Avril 2026
Carottage XXL, mobilité douce et chantier sous contraintes
Au programme de cette nouvelle Ast’actu : carottage XXL, déplacements à vélo à Lausanne et chantier qui se faufile sous charpente à Torcy. Du matériel qui évolue, des pratiques qui s’ajustent et des équipes toujours au rendez-vous : voici un aperçu de ce qui nous a occupés en ce mois d’avril.
Astaruscle se met aux carottes XXL
Vous pensiez qu’on s’était lancé dans le maraîchage… version XXL ? Pas tout à fait.
Chez Astaruscle, les carottes sont plus techniques que croquantes. Avec l’acquisition
d’un carottier 4 pouces, nos équipes peuvent désormais réaliser des carottes de plus gros diamètre et récupérer des volumes d’échantillons allant jusqu’à 1,5 L.
Un vrai plus pour certaines analyses, notamment en Suisse, où cette méthode est particulièrement appréciée.

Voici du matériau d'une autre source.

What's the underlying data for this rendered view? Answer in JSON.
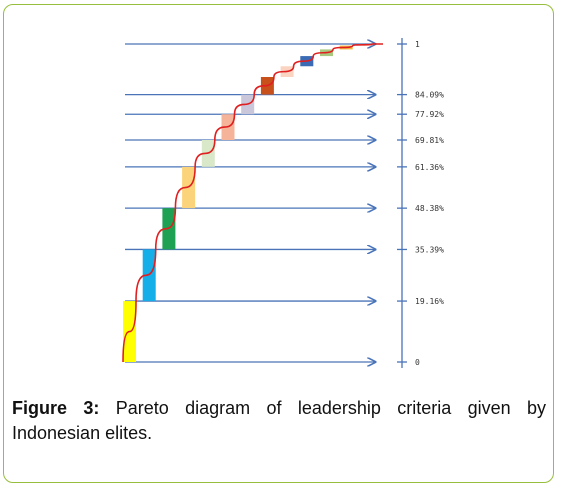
{
  "caption": {
    "label": "Figure 3:",
    "text": "Pareto diagram of leadership criteria given by Indonesian elites."
  },
  "chart_data": {
    "type": "pareto",
    "title": "",
    "xlabel": "",
    "ylabel": "",
    "ylim": [
      0,
      1
    ],
    "y_ticks": [
      {
        "value": 0,
        "label": "0"
      },
      {
        "value": 0.1916,
        "label": "19.16%"
      },
      {
        "value": 0.3539,
        "label": "35.39%"
      },
      {
        "value": 0.4838,
        "label": "48.38%"
      },
      {
        "value": 0.6136,
        "label": "61.36%"
      },
      {
        "value": 0.6981,
        "label": "69.81%"
      },
      {
        "value": 0.7792,
        "label": "77.92%"
      },
      {
        "value": 0.8409,
        "label": "84.09%"
      },
      {
        "value": 1,
        "label": "1"
      }
    ],
    "bars": [
      {
        "bottom": 0.0,
        "top": 0.1916,
        "color": "#ffff00"
      },
      {
        "bottom": 0.1916,
        "top": 0.3539,
        "color": "#14aee8"
      },
      {
        "bottom": 0.3539,
        "top": 0.4838,
        "color": "#1ea152"
      },
      {
        "bottom": 0.4838,
        "top": 0.6136,
        "color": "#fbd37a"
      },
      {
        "bottom": 0.6136,
        "top": 0.6981,
        "color": "#d9e8c8"
      },
      {
        "bottom": 0.6981,
        "top": 0.7792,
        "color": "#f5b49a"
      },
      {
        "bottom": 0.7792,
        "top": 0.8409,
        "color": "#c9c7d9"
      },
      {
        "bottom": 0.8409,
        "top": 0.8962,
        "color": "#c8501a"
      },
      {
        "bottom": 0.8962,
        "top": 0.93,
        "color": "#fad4c0"
      },
      {
        "bottom": 0.93,
        "top": 0.962,
        "color": "#3a6bb4"
      },
      {
        "bottom": 0.962,
        "top": 0.983,
        "color": "#a8c880"
      },
      {
        "bottom": 0.983,
        "top": 0.995,
        "color": "#f4b540"
      },
      {
        "bottom": 0.995,
        "top": 1.0,
        "color": "#e8d0a8"
      }
    ],
    "cumulative_curve_color": "#e02020",
    "arrow_color": "#4a74b8"
  }
}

Ça roule pour les bureaux d’études lausannois
Pendant que certains cherchent une place pour se garer, eux ont déjà commencé leur mission.

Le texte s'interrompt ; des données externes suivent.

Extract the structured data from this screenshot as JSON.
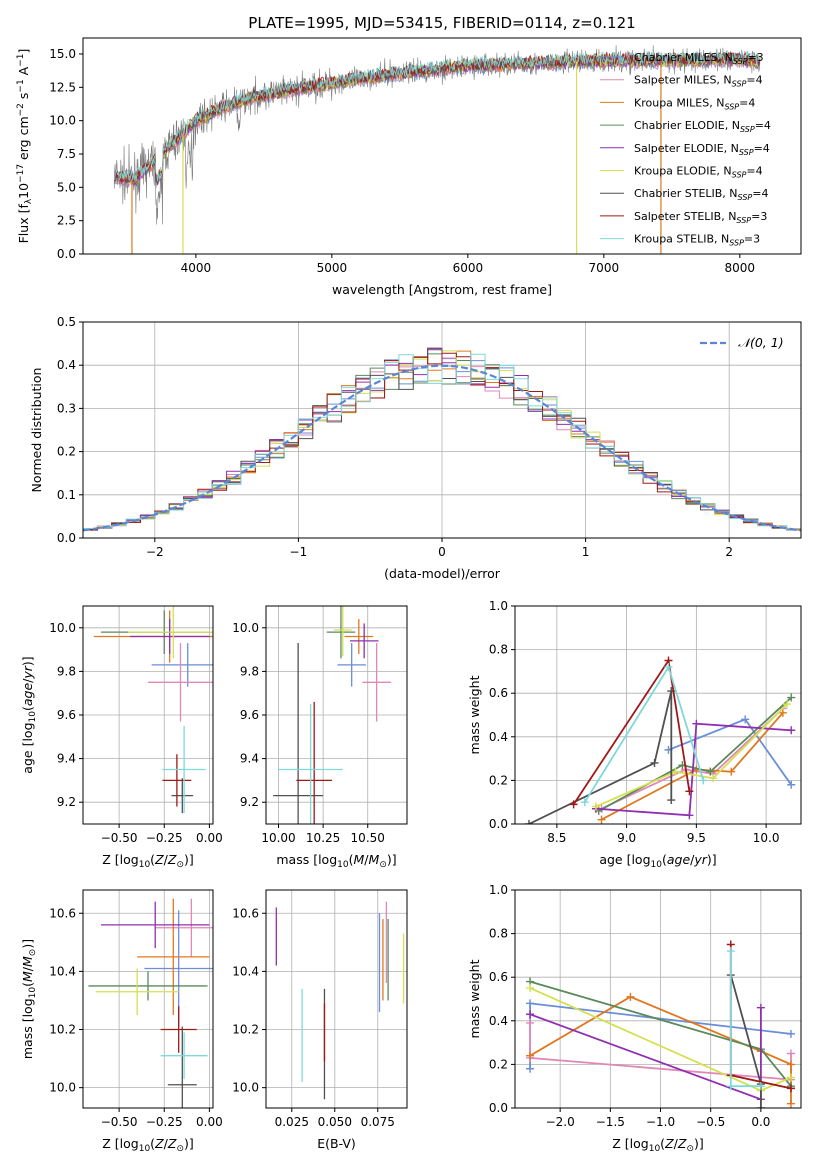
{
  "title": "PLATE=1995, MJD=53415, FIBERID=0114, z=0.121",
  "models": [
    {
      "name": "Chabrier MILES, N_SSP=3",
      "color": "#6a8ed8"
    },
    {
      "name": "Salpeter MILES, N_SSP=4",
      "color": "#e088b8"
    },
    {
      "name": "Kroupa MILES, N_SSP=4",
      "color": "#e07820"
    },
    {
      "name": "Chabrier ELODIE, N_SSP=4",
      "color": "#5a8a5a"
    },
    {
      "name": "Salpeter ELODIE, N_SSP=4",
      "color": "#9030b0"
    },
    {
      "name": "Kroupa ELODIE, N_SSP=4",
      "color": "#d4e050"
    },
    {
      "name": "Chabrier STELIB, N_SSP=4",
      "color": "#505050"
    },
    {
      "name": "Salpeter STELIB, N_SSP=3",
      "color": "#a01818"
    },
    {
      "name": "Kroupa STELIB, N_SSP=3",
      "color": "#80d8d8"
    }
  ],
  "legend_entries": [
    {
      "main": "Chabrier MILES, N",
      "sub": "SSP",
      "tail": "=3"
    },
    {
      "main": "Salpeter MILES, N",
      "sub": "SSP",
      "tail": "=4"
    },
    {
      "main": "Kroupa MILES, N",
      "sub": "SSP",
      "tail": "=4"
    },
    {
      "main": "Chabrier ELODIE, N",
      "sub": "SSP",
      "tail": "=4"
    },
    {
      "main": "Salpeter ELODIE, N",
      "sub": "SSP",
      "tail": "=4"
    },
    {
      "main": "Kroupa ELODIE, N",
      "sub": "SSP",
      "tail": "=4"
    },
    {
      "main": "Chabrier STELIB, N",
      "sub": "SSP",
      "tail": "=4"
    },
    {
      "main": "Salpeter STELIB, N",
      "sub": "SSP",
      "tail": "=3"
    },
    {
      "main": "Kroupa STELIB, N",
      "sub": "SSP",
      "tail": "=3"
    }
  ],
  "chart_data": [
    {
      "id": "spectrum",
      "type": "line",
      "title": "PLATE=1995, MJD=53415, FIBERID=0114, z=0.121",
      "xlabel": "wavelength [Angstrom, rest frame]",
      "ylabel": "Flux [f_λ 10^-17 erg cm^-2 s^-1 A^-1]",
      "xlim": [
        3170,
        8450
      ],
      "ylim": [
        0,
        16.2
      ],
      "xticks": [
        4000,
        5000,
        6000,
        7000,
        8000
      ],
      "yticks": [
        0,
        2.5,
        5,
        7.5,
        10,
        12.5,
        15
      ],
      "ytick_labels": [
        "0.0",
        "2.5",
        "5.0",
        "7.5",
        "10.0",
        "12.5",
        "15.0"
      ],
      "data_observed": "grey noisy spectrum, ~5.5 at 3400 A rising to ~14 at 5000 A and ~15 by 7500 A",
      "curve_points": [
        [
          3400,
          5.8
        ],
        [
          3550,
          5.6
        ],
        [
          3700,
          7
        ],
        [
          3850,
          8.5
        ],
        [
          4000,
          10
        ],
        [
          4200,
          11
        ],
        [
          4400,
          11.7
        ],
        [
          4700,
          12.3
        ],
        [
          5000,
          12.8
        ],
        [
          5300,
          13.3
        ],
        [
          5700,
          13.8
        ],
        [
          6000,
          14.1
        ],
        [
          6500,
          14.3
        ],
        [
          7000,
          14.5
        ],
        [
          7500,
          14.5
        ],
        [
          8000,
          14.6
        ],
        [
          8150,
          14.4
        ]
      ],
      "grid": false,
      "legend": "upper right"
    },
    {
      "id": "residuals",
      "type": "histogram",
      "xlabel": "(data-model)/error",
      "ylabel": "Normed distribution",
      "xlim": [
        -2.5,
        2.5
      ],
      "ylim": [
        0,
        0.5
      ],
      "xticks": [
        -2,
        -1,
        0,
        1,
        2
      ],
      "xtick_labels": [
        "−2",
        "−1",
        "0",
        "1",
        "2"
      ],
      "yticks": [
        0,
        0.1,
        0.2,
        0.3,
        0.4,
        0.5
      ],
      "ytick_labels": [
        "0.0",
        "0.1",
        "0.2",
        "0.3",
        "0.4",
        "0.5"
      ],
      "bin_width": 0.1,
      "gaussian_label": "𝒩(0, 1)",
      "gaussian_color": "#5b86d6",
      "grid": true,
      "legend": "upper right"
    },
    {
      "id": "age_vs_Z",
      "type": "errorbar",
      "xlabel": "Z [log10(Z/Z⊙)]",
      "ylabel": "age [log10(age/yr)]",
      "xlim": [
        -0.7,
        0.02
      ],
      "ylim": [
        9.1,
        10.1
      ],
      "xticks": [
        -0.5,
        -0.25,
        0.0
      ],
      "xtick_labels": [
        "−0.50",
        "−0.25",
        "0.00"
      ],
      "yticks": [
        9.2,
        9.4,
        9.6,
        9.8,
        10.0
      ],
      "ytick_labels": [
        "9.2",
        "9.4",
        "9.6",
        "9.8",
        "10.0"
      ],
      "points": [
        {
          "x": -0.12,
          "xerr": 0.2,
          "y": 9.83,
          "yerr": 0.1
        },
        {
          "x": -0.16,
          "xerr": 0.18,
          "y": 9.75,
          "yerr": 0.18
        },
        {
          "x": -0.22,
          "xerr": 0.42,
          "y": 9.96,
          "yerr": 0.12
        },
        {
          "x": -0.25,
          "xerr": 0.35,
          "y": 9.98,
          "yerr": 0.1
        },
        {
          "x": -0.22,
          "xerr": 0.22,
          "y": 9.96,
          "yerr": 0.08
        },
        {
          "x": -0.2,
          "xerr": 0.25,
          "y": 9.98,
          "yerr": 0.12
        },
        {
          "x": -0.15,
          "xerr": 0.06,
          "y": 9.23,
          "yerr": 0.08
        },
        {
          "x": -0.18,
          "xerr": 0.08,
          "y": 9.3,
          "yerr": 0.12
        },
        {
          "x": -0.14,
          "xerr": 0.12,
          "y": 9.35,
          "yerr": 0.2
        }
      ],
      "grid": true
    },
    {
      "id": "age_vs_mass",
      "type": "errorbar",
      "xlabel": "mass [log10(M/M⊙)]",
      "ylabel": "",
      "xlim": [
        9.93,
        10.72
      ],
      "ylim": [
        9.1,
        10.1
      ],
      "xticks": [
        10.0,
        10.25,
        10.5
      ],
      "xtick_labels": [
        "10.00",
        "10.25",
        "10.50"
      ],
      "yticks": [
        9.2,
        9.4,
        9.6,
        9.8,
        10.0
      ],
      "ytick_labels": [
        "9.2",
        "9.4",
        "9.6",
        "9.8",
        "10.0"
      ],
      "points": [
        {
          "x": 10.41,
          "xerr": 0.08,
          "y": 9.83,
          "yerr": 0.1
        },
        {
          "x": 10.55,
          "xerr": 0.08,
          "y": 9.75,
          "yerr": 0.18
        },
        {
          "x": 10.45,
          "xerr": 0.08,
          "y": 9.96,
          "yerr": 0.08
        },
        {
          "x": 10.35,
          "xerr": 0.08,
          "y": 9.98,
          "yerr": 0.12
        },
        {
          "x": 10.48,
          "xerr": 0.08,
          "y": 9.94,
          "yerr": 0.08
        },
        {
          "x": 10.36,
          "xerr": 0.05,
          "y": 9.99,
          "yerr": 0.12
        },
        {
          "x": 10.11,
          "xerr": 0.14,
          "y": 9.23,
          "yerr": 0.7
        },
        {
          "x": 10.2,
          "xerr": 0.1,
          "y": 9.3,
          "yerr": 0.36
        },
        {
          "x": 10.18,
          "xerr": 0.18,
          "y": 9.35,
          "yerr": 0.3
        }
      ],
      "grid": true
    },
    {
      "id": "weight_vs_age",
      "type": "line",
      "xlabel": "age [log10(age/yr)]",
      "ylabel": "mass weight",
      "xlim": [
        8.2,
        10.25
      ],
      "ylim": [
        0,
        1
      ],
      "xticks": [
        8.5,
        9.0,
        9.5,
        10.0
      ],
      "xtick_labels": [
        "8.5",
        "9.0",
        "9.5",
        "10.0"
      ],
      "yticks": [
        0,
        0.2,
        0.4,
        0.6,
        0.8,
        1.0
      ],
      "ytick_labels": [
        "0.0",
        "0.2",
        "0.4",
        "0.6",
        "0.8",
        "1.0"
      ],
      "series": [
        {
          "x": [
            9.3,
            9.85,
            10.18
          ],
          "y": [
            0.34,
            0.48,
            0.18
          ]
        },
        {
          "x": [
            8.82,
            9.42,
            9.62,
            10.12
          ],
          "y": [
            0.07,
            0.25,
            0.23,
            0.53
          ]
        },
        {
          "x": [
            8.82,
            9.5,
            9.75,
            10.12
          ],
          "y": [
            0.02,
            0.25,
            0.24,
            0.51
          ]
        },
        {
          "x": [
            8.8,
            9.4,
            9.6,
            10.18
          ],
          "y": [
            0.06,
            0.27,
            0.24,
            0.58
          ]
        },
        {
          "x": [
            8.78,
            9.45,
            9.5,
            10.18
          ],
          "y": [
            0.07,
            0.04,
            0.46,
            0.43
          ]
        },
        {
          "x": [
            8.78,
            9.35,
            9.62,
            10.15
          ],
          "y": [
            0.08,
            0.24,
            0.21,
            0.55
          ]
        },
        {
          "x": [
            8.3,
            9.2,
            9.32,
            9.32
          ],
          "y": [
            0.0,
            0.28,
            0.61,
            0.11
          ]
        },
        {
          "x": [
            8.62,
            9.3,
            9.45
          ],
          "y": [
            0.09,
            0.75,
            0.15
          ]
        },
        {
          "x": [
            8.7,
            9.3,
            9.55
          ],
          "y": [
            0.1,
            0.72,
            0.2
          ]
        }
      ],
      "grid": true
    },
    {
      "id": "mass_vs_Z",
      "type": "errorbar",
      "xlabel": "Z [log10(Z/Z⊙)]",
      "ylabel": "mass [log10(M/M⊙)]",
      "xlim": [
        -0.7,
        0.02
      ],
      "ylim": [
        9.93,
        10.68
      ],
      "xticks": [
        -0.5,
        -0.25,
        0.0
      ],
      "xtick_labels": [
        "−0.50",
        "−0.25",
        "0.00"
      ],
      "yticks": [
        10.0,
        10.2,
        10.4,
        10.6
      ],
      "ytick_labels": [
        "10.0",
        "10.2",
        "10.4",
        "10.6"
      ],
      "points": [
        {
          "x": -0.17,
          "xerr": 0.19,
          "y": 10.41,
          "yerr": 0.2
        },
        {
          "x": -0.1,
          "xerr": 0.2,
          "y": 10.55,
          "yerr": 0.1
        },
        {
          "x": -0.2,
          "xerr": 0.2,
          "y": 10.45,
          "yerr": 0.2
        },
        {
          "x": -0.34,
          "xerr": 0.33,
          "y": 10.35,
          "yerr": 0.05
        },
        {
          "x": -0.3,
          "xerr": 0.3,
          "y": 10.56,
          "yerr": 0.08
        },
        {
          "x": -0.4,
          "xerr": 0.23,
          "y": 10.33,
          "yerr": 0.08
        },
        {
          "x": -0.15,
          "xerr": 0.08,
          "y": 10.01,
          "yerr": 0.2
        },
        {
          "x": -0.17,
          "xerr": 0.1,
          "y": 10.2,
          "yerr": 0.08
        },
        {
          "x": -0.14,
          "xerr": 0.13,
          "y": 10.11,
          "yerr": 0.08
        }
      ],
      "grid": true
    },
    {
      "id": "mass_vs_EBV",
      "type": "errorbar",
      "xlabel": "E(B-V)",
      "ylabel": "",
      "xlim": [
        0.01,
        0.092
      ],
      "ylim": [
        9.93,
        10.68
      ],
      "xticks": [
        0.025,
        0.05,
        0.075
      ],
      "xtick_labels": [
        "0.025",
        "0.050",
        "0.075"
      ],
      "yticks": [
        10.0,
        10.2,
        10.4,
        10.6
      ],
      "ytick_labels": [
        "10.0",
        "10.2",
        "10.4",
        "10.6"
      ],
      "points": [
        {
          "x": 0.076,
          "yerr": 0.17,
          "y": 10.43
        },
        {
          "x": 0.08,
          "yerr": 0.14,
          "y": 10.5
        },
        {
          "x": 0.078,
          "yerr": 0.14,
          "y": 10.44
        },
        {
          "x": 0.081,
          "yerr": 0.14,
          "y": 10.44
        },
        {
          "x": 0.016,
          "yerr": 0.1,
          "y": 10.52
        },
        {
          "x": 0.09,
          "yerr": 0.12,
          "y": 10.41
        },
        {
          "x": 0.044,
          "yerr": 0.19,
          "y": 10.15
        },
        {
          "x": 0.044,
          "yerr": 0.1,
          "y": 10.19
        },
        {
          "x": 0.031,
          "yerr": 0.16,
          "y": 10.18
        }
      ],
      "grid": true
    },
    {
      "id": "weight_vs_Z",
      "type": "line",
      "xlabel": "Z [log10(Z/Z⊙)]",
      "ylabel": "mass weight",
      "xlim": [
        -2.45,
        0.4
      ],
      "ylim": [
        0,
        1
      ],
      "xticks": [
        -2.0,
        -1.5,
        -1.0,
        -0.5,
        0.0
      ],
      "xtick_labels": [
        "−2.0",
        "−1.5",
        "−1.0",
        "−0.5",
        "0.0"
      ],
      "yticks": [
        0,
        0.2,
        0.4,
        0.6,
        0.8,
        1.0
      ],
      "ytick_labels": [
        "0.0",
        "0.2",
        "0.4",
        "0.6",
        "0.8",
        "1.0"
      ],
      "series": [
        {
          "x": [
            -2.3,
            -2.3,
            0.3
          ],
          "y": [
            0.18,
            0.48,
            0.34
          ]
        },
        {
          "x": [
            -2.3,
            -2.3,
            0.3,
            0.3
          ],
          "y": [
            0.39,
            0.23,
            0.13,
            0.25
          ]
        },
        {
          "x": [
            -2.3,
            -1.3,
            0.0,
            0.3,
            0.3
          ],
          "y": [
            0.24,
            0.51,
            0.26,
            0.2,
            0.02
          ]
        },
        {
          "x": [
            -2.3,
            0.0,
            0.3
          ],
          "y": [
            0.58,
            0.27,
            0.1
          ]
        },
        {
          "x": [
            -2.3,
            0.0,
            0.0
          ],
          "y": [
            0.43,
            0.04,
            0.46
          ]
        },
        {
          "x": [
            -2.3,
            0.0,
            0.3
          ],
          "y": [
            0.55,
            0.08,
            0.14
          ]
        },
        {
          "x": [
            -0.3,
            0.0,
            0.0
          ],
          "y": [
            0.61,
            0.11,
            0.0
          ]
        },
        {
          "x": [
            -0.3,
            -0.3,
            0.3
          ],
          "y": [
            0.75,
            0.15,
            0.09
          ]
        },
        {
          "x": [
            -0.3,
            -0.3,
            0.0
          ],
          "y": [
            0.72,
            0.1,
            0.1
          ]
        }
      ],
      "grid": true
    }
  ]
}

Nos équipes de bureaux d’études à Lausanne se déplacent désormais à vélo, directement sur les chantiers, avec des équipements adaptés pour transporter le flaconnage.
Résultat :
• plus de souplesse dans les rues
• une meilleure réactivité sur le terrain
• et un bilan carbone allégé
Merci aux équipes pour cet exemple qui va dans le bon sens.

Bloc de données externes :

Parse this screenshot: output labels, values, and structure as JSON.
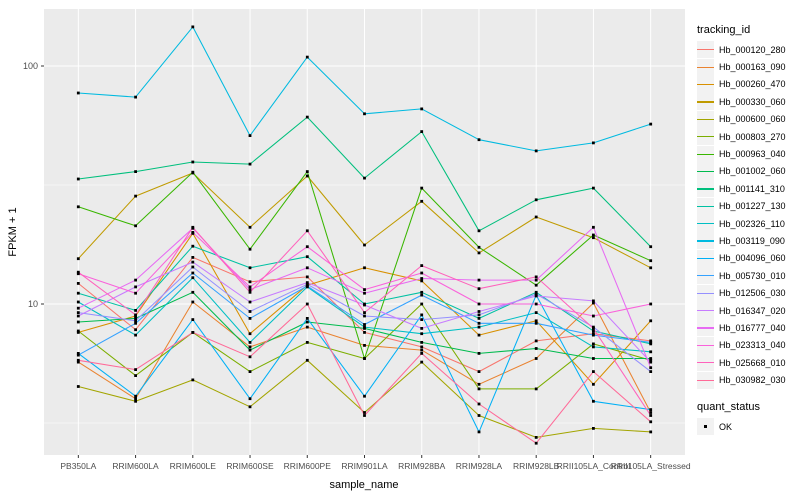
{
  "chart": {
    "xlabel": "sample_name",
    "ylabel": "FPKM + 1",
    "panel_color": "#EBEBEB",
    "grid_color": "#FFFFFF",
    "point_color": "#000000",
    "y_scale": "log10",
    "y_ticks": [
      100,
      10
    ],
    "y_minor": [
      31.623,
      3.1623
    ],
    "chart_data": {
      "type": "line",
      "title": "",
      "xlabel": "sample_name",
      "ylabel": "FPKM + 1",
      "y_scale": "log10",
      "ylim": [
        2.3,
        170
      ],
      "grid": true,
      "legend_position": "right",
      "categories": [
        "PB350LA",
        "RRIM600LA",
        "RRIM600LE",
        "RRIM600SE",
        "RRIM600PE",
        "RRIM901LA",
        "RRIM928BA",
        "RRIM928LA",
        "RRIM928LB",
        "RRII105LA_Control",
        "RRII105LA_Stressed"
      ],
      "series": [
        {
          "name": "Hb_000120_280",
          "color": "#F8766D",
          "values": [
            12.2,
            7.8,
            15.7,
            12.4,
            13.0,
            7.6,
            6.6,
            5.2,
            7.0,
            7.5,
            7.0
          ]
        },
        {
          "name": "Hb_000163_090",
          "color": "#EA8331",
          "values": [
            5.7,
            4.0,
            10.2,
            6.6,
            8.0,
            6.7,
            6.4,
            4.6,
            5.9,
            10.1,
            3.5
          ]
        },
        {
          "name": "Hb_000260_470",
          "color": "#D89000",
          "values": [
            7.6,
            8.9,
            19.8,
            7.5,
            12.0,
            14.2,
            12.5,
            7.4,
            8.5,
            4.6,
            8.5
          ]
        },
        {
          "name": "Hb_000330_060",
          "color": "#C09B00",
          "values": [
            15.5,
            28.4,
            35.5,
            21.0,
            34.5,
            17.7,
            27.0,
            16.4,
            23.2,
            19.0,
            14.2
          ]
        },
        {
          "name": "Hb_000600_060",
          "color": "#A3A500",
          "values": [
            4.5,
            3.9,
            4.8,
            3.7,
            5.8,
            3.5,
            5.7,
            3.4,
            2.75,
            3.0,
            2.9
          ]
        },
        {
          "name": "Hb_000803_270",
          "color": "#7CAE00",
          "values": [
            7.7,
            5.0,
            7.6,
            5.2,
            6.9,
            5.9,
            10.0,
            4.4,
            4.4,
            6.8,
            5.8
          ]
        },
        {
          "name": "Hb_000963_040",
          "color": "#39B600",
          "values": [
            25.6,
            21.3,
            35.8,
            17.0,
            36.0,
            5.9,
            30.7,
            17.3,
            12.0,
            19.5,
            15.2
          ]
        },
        {
          "name": "Hb_001002_060",
          "color": "#00BB4E",
          "values": [
            8.4,
            8.7,
            11.2,
            6.4,
            8.4,
            7.9,
            6.9,
            6.2,
            6.5,
            5.9,
            5.9
          ]
        },
        {
          "name": "Hb_001141_310",
          "color": "#00BF7D",
          "values": [
            33.5,
            36.0,
            39.5,
            38.7,
            61.0,
            33.8,
            53.0,
            20.3,
            27.4,
            30.7,
            17.4
          ]
        },
        {
          "name": "Hb_001227_130",
          "color": "#00C1A3",
          "values": [
            11.1,
            9.4,
            17.5,
            14.2,
            15.8,
            10.0,
            11.2,
            8.7,
            11.2,
            7.7,
            6.8
          ]
        },
        {
          "name": "Hb_002326_110",
          "color": "#00BFC4",
          "values": [
            10.2,
            7.4,
            12.9,
            6.9,
            11.8,
            8.0,
            7.5,
            8.0,
            9.2,
            6.6,
            6.3
          ]
        },
        {
          "name": "Hb_003119_090",
          "color": "#00BAE0",
          "values": [
            77,
            74,
            146,
            51,
            109,
            63,
            66,
            49,
            44,
            47.5,
            57
          ]
        },
        {
          "name": "Hb_004096_060",
          "color": "#00B0F6",
          "values": [
            6.2,
            4.1,
            8.6,
            4.0,
            8.7,
            4.1,
            9.0,
            2.9,
            10.9,
            3.9,
            3.6
          ]
        },
        {
          "name": "Hb_005730_010",
          "color": "#35A2FF",
          "values": [
            6.1,
            8.3,
            13.5,
            8.7,
            11.9,
            8.2,
            10.9,
            8.3,
            8.3,
            7.4,
            6.9
          ]
        },
        {
          "name": "Hb_012506_030",
          "color": "#9590FF",
          "values": [
            9.2,
            8.5,
            14.3,
            9.3,
            12.1,
            8.9,
            8.6,
            9.0,
            11.0,
            8.0,
            5.2
          ]
        },
        {
          "name": "Hb_016347_020",
          "color": "#C77CFF",
          "values": [
            8.9,
            11.8,
            15.0,
            10.2,
            12.3,
            9.9,
            7.9,
            9.3,
            10.8,
            10.3,
            5.7
          ]
        },
        {
          "name": "Hb_016777_040",
          "color": "#E76BF3",
          "values": [
            9.6,
            12.6,
            20.8,
            11.5,
            14.2,
            11.1,
            12.8,
            12.6,
            12.6,
            21.0,
            5.4
          ]
        },
        {
          "name": "Hb_023313_040",
          "color": "#FA62DB",
          "values": [
            13.4,
            11.1,
            20.0,
            11.8,
            17.4,
            11.5,
            13.5,
            10.0,
            10.0,
            8.9,
            10.0
          ]
        },
        {
          "name": "Hb_025668_010",
          "color": "#FF62BC",
          "values": [
            13.6,
            9.0,
            21.0,
            11.2,
            20.3,
            9.2,
            14.5,
            11.6,
            13.0,
            7.9,
            3.4
          ]
        },
        {
          "name": "Hb_030982_030",
          "color": "#FF6A98",
          "values": [
            5.8,
            5.3,
            7.6,
            6.0,
            10.0,
            3.4,
            6.2,
            3.8,
            2.6,
            5.2,
            3.2
          ]
        }
      ]
    }
  },
  "legend": {
    "title": "tracking_id"
  },
  "legend2": {
    "title": "quant_status",
    "items": [
      {
        "label": "OK"
      }
    ]
  }
}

On se torsade à Torcy ces temps-ci.
Entre les fermettes, les poutres et les contraintes d’accès, nos machines ont dû faire preuve de souplesse et nos équipes aussi.
Sur ce chantier, tout était préparé pour gagner en efficacité :
• implantations réalisées en amont
• une équipe renforcée pour suivre les sondages
• 8 jours de Géoprobe, soit environ 240 ml réalisés
• la pose de 5 piézairs à 1,5 m de profondeur
• et bien sûr, des DICT anticipées pour sécuriser l’intervention
Bref, vous l'aurez compris, on se contorsionne quand il le faut mais sans jamais tourner en rond.
Le saviez-vous ?
Bien avant nos sondages, le sous-sol de Montchanin était déjà largement exploité.
Entre les années 1820 et 1913, les houillères du secteur ont produit près de 7 millions de tonnes de charbon, au cœur du bassin minier de Blanzy.
Après deux périodes de prospérité, l’activité décline progressivement jusqu’à son arrêt au début du XXe siècle.
Aujourd’hui, quelques vestiges subsistent : terrils, puits, cheminées d’aérage… Des marques discrètes, mais bien présentes, qui rappellent que ces sols ont déjà été largement explorés.